Like most worthwhile change, the shift toward bicycling and other forms of non-automotive transportation has come slowly. But Ross Willard got the wheels rolling, if you will.  He, who passes away last weekend, should be remembered and honored for that.





30 April 2026

What Are The Chances?

 People have claimed to see their entire lives flash before their eyes.  I am glad not to have had  (I think) such an experience. But during the past week and a half or so, I feel as if I’ve seen parts of my past unfolding in slow motion.

I believe it began when I had the dream about a high-school classmate I hadn’t seen since graduation and hadn’t thought about for almost as long.  I Googled her name and found it on the “In Memoriam” list of my high school reunion webpage. 

Since then, I have encountered three people I hadn’t seen, collectively, for about 50 years. One of those meetings was planned, with a former colleague and, I realized, friend . The other  two I met during bike rides because I deviated from my originally-planned routes. 

 One gave me a temporary job during Citibike’s first year, when riders and the program’s coordinators and mechanics were discovering the bikes’ “bugs.” I fixed some of them (for good, I hope).  Now she’s running the “bike library” in Shirley Chisholm State Park, where my ride took me when I decided to turn left from 84th Street in Howard Beach onto the Shore Parkway Greenway instead of going straight ahead to the Rockaways. 

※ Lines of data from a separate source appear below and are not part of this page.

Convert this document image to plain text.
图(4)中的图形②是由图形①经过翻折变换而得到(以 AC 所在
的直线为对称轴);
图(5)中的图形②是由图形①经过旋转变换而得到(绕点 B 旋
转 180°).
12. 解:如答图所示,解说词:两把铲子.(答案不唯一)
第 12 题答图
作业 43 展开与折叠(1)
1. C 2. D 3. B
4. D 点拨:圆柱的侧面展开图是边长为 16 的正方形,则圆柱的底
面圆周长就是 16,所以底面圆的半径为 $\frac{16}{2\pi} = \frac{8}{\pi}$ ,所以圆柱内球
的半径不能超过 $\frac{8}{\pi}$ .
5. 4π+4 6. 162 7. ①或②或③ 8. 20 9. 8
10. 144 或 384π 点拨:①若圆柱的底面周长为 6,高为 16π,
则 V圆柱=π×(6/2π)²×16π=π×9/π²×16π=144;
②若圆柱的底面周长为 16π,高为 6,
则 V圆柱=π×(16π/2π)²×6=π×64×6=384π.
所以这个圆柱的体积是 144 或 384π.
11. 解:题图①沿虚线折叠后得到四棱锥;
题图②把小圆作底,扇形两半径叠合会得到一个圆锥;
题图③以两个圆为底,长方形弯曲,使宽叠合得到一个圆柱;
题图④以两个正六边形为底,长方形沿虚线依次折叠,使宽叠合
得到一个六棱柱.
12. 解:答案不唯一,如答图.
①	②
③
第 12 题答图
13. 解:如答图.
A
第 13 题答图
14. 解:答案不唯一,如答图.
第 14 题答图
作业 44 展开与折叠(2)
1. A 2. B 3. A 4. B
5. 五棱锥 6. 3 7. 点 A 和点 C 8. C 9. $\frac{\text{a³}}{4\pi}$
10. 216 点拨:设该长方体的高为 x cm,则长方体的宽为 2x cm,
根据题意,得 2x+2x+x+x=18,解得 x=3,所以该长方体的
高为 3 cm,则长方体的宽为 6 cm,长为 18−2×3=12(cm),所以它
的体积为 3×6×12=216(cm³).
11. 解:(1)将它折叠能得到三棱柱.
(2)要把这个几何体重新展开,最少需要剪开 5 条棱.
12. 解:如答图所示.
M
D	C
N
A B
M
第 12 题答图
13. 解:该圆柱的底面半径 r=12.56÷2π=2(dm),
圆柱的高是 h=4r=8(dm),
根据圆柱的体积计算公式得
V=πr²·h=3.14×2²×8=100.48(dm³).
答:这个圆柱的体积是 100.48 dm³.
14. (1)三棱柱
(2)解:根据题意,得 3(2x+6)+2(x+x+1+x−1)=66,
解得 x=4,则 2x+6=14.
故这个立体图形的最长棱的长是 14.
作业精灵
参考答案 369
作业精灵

The other chance encounter happened when I crossed 167th Street at Bryant Avenue. I was about to turn right so I could access the path that runs through Concrete Plant Park. Instead,I pedaled straight through the intersection toward the Bruckner Bike Lane. “Pro-fessor Jus-time!” A student I had about a dozen years ago but with whom I’d been in touch only on Facebook since then ran up to me. Turns out, she’s running a youth program in the neighborhood.  



Some might say there was a reason for all of those meetings and that dream. Perhaps they will be part of a journey—or ride.